Methods Participants were interviewed by members of the UK
Audit and Research in Obstetrics and Gynaecology trainees’
collaborative between 28 March and 7 April 2020. We used a
quantitative analysis for closed-ended questions and a thematic
framework analysis for open comments.
Results We received responses from 148/155 units (95%), most
of the participants were in years 3–7 of training (121/148, 82%).

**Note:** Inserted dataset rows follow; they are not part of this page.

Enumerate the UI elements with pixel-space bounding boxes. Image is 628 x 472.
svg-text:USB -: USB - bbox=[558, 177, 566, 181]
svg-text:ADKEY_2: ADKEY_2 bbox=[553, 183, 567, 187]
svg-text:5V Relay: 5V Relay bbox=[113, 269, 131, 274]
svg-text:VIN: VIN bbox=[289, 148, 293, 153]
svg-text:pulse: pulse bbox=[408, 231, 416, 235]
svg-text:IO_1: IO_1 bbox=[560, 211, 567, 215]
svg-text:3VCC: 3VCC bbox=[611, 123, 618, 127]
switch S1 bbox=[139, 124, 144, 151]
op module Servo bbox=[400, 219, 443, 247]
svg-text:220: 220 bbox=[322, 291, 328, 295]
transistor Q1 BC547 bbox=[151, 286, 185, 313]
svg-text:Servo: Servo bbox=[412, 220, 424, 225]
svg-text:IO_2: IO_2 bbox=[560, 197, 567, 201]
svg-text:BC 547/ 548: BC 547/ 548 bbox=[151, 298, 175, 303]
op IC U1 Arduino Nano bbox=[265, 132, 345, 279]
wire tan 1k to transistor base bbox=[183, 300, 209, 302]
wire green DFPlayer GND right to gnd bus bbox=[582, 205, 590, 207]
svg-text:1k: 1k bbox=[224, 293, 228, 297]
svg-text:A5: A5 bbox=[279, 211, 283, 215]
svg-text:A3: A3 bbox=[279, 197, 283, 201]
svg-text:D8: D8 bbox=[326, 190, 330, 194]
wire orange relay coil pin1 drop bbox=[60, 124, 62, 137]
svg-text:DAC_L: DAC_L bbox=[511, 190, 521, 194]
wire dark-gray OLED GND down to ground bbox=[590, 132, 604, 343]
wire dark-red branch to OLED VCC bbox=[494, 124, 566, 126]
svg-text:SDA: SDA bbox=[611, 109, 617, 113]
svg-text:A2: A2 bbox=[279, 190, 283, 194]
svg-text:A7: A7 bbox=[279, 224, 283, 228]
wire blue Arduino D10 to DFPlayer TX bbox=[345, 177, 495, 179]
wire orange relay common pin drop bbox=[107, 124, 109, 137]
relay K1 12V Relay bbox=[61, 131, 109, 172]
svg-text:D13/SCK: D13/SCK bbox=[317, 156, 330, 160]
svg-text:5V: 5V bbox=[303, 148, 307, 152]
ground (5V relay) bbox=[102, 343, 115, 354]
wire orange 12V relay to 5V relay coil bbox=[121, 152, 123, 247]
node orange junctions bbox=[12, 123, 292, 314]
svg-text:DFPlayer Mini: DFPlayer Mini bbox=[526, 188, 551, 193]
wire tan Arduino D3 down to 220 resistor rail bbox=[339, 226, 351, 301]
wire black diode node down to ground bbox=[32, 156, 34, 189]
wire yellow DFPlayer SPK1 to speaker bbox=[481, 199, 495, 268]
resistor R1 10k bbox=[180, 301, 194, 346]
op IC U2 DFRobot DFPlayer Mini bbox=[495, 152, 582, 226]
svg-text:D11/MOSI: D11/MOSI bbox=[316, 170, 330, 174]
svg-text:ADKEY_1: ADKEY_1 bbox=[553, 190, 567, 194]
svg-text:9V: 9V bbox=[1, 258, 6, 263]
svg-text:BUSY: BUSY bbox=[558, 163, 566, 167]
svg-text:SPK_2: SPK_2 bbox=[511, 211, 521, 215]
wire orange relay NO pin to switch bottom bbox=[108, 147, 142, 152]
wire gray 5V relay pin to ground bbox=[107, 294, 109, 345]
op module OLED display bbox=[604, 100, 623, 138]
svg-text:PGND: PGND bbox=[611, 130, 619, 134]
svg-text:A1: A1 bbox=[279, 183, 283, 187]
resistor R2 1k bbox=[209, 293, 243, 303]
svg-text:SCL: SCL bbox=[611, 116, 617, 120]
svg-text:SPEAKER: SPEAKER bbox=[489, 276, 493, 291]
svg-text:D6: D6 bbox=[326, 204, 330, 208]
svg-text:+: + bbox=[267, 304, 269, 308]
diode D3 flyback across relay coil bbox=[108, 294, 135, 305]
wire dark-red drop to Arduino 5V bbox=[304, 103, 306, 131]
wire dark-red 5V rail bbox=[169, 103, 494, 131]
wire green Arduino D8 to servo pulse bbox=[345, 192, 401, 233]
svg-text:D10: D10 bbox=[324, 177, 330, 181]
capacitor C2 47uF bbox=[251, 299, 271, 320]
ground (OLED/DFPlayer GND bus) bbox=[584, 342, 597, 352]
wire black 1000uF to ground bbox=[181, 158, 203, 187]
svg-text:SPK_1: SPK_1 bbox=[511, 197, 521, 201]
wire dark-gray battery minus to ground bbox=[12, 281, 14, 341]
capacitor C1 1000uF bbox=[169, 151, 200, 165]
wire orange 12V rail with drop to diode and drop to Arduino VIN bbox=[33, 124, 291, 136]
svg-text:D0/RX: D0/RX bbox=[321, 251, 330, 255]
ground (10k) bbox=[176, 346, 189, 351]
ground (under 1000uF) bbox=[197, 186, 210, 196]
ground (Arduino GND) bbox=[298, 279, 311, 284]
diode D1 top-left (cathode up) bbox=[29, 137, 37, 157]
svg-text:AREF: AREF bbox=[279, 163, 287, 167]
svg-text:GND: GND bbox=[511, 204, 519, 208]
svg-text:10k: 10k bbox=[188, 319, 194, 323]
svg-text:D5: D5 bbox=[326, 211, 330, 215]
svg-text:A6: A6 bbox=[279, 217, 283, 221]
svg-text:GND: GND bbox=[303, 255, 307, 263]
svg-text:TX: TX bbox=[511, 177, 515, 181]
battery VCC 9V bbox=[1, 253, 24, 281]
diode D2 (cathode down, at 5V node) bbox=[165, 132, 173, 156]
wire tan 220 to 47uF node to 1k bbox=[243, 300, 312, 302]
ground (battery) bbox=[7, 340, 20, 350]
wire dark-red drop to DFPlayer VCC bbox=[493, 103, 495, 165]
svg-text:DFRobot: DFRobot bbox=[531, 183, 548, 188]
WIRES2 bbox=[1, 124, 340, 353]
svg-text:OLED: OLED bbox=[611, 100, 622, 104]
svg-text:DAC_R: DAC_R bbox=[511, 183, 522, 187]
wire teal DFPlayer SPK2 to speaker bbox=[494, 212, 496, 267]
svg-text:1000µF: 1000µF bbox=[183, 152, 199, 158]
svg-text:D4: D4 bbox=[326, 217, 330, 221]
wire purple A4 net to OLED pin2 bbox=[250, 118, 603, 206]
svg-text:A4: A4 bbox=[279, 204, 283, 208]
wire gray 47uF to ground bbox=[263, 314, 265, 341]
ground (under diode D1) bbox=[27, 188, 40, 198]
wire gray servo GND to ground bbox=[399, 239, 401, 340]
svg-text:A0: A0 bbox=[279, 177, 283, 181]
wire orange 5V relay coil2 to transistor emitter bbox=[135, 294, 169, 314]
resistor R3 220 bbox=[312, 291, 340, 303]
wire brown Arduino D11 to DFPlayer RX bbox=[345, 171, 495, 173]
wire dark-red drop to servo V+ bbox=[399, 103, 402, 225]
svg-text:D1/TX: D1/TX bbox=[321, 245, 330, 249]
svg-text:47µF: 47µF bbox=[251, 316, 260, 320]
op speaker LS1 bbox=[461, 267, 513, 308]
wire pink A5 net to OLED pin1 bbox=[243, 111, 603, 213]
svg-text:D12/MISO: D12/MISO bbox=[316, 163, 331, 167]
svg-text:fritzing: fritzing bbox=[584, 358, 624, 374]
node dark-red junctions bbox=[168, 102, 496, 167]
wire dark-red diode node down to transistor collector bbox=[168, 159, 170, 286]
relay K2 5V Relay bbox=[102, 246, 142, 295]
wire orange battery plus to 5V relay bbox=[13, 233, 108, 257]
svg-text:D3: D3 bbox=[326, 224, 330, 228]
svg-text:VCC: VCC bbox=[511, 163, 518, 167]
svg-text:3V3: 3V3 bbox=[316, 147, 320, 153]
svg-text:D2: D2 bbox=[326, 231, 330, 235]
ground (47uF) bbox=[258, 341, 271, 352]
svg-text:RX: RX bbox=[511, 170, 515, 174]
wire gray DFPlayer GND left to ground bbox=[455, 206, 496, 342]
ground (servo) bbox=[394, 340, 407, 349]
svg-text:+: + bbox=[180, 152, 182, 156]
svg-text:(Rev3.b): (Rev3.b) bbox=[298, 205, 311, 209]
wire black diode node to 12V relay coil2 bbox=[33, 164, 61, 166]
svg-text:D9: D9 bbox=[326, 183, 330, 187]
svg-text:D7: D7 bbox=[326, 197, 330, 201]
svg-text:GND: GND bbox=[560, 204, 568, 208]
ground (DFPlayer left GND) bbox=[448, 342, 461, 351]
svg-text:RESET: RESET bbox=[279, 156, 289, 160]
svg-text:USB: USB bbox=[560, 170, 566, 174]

Most completed specific training drills for managing obstetric
and gynaecological emergencies in women with COVID-19 (89/
148, 60.1%) and two-person donning and doffing of Personal
Protective Equipment (PPE) (96/148, 64.9%). The majority of
surveyed units implemented COVID-19-specific protocols (130/
148, 87.8%), offered adequate PPE (135/148, 91.2%) and
operated dedicated COVID-19 emergency theatres (105/148,
70.8%). Most units reduced face-to-face antenatal clinics (117/
148, 79.1%) and suspended elective gynaecology services (131/
148, 88.5%). The 2-week referral pathway for oncological
gynaecology was not affected in half of the units (76/148,
51.4%), but half reported a planned reduction in oncology
surgery (82/148, 55.4%).
Conclusion The provision of obstetrics and gynaecology services in
the UK during the acute phase of the COVID-19 pandemic seems
to be in line with current guidelines, but strategic planning is
needed to restore routine gynaecology services and ensure safe
access to maternity care in the long term.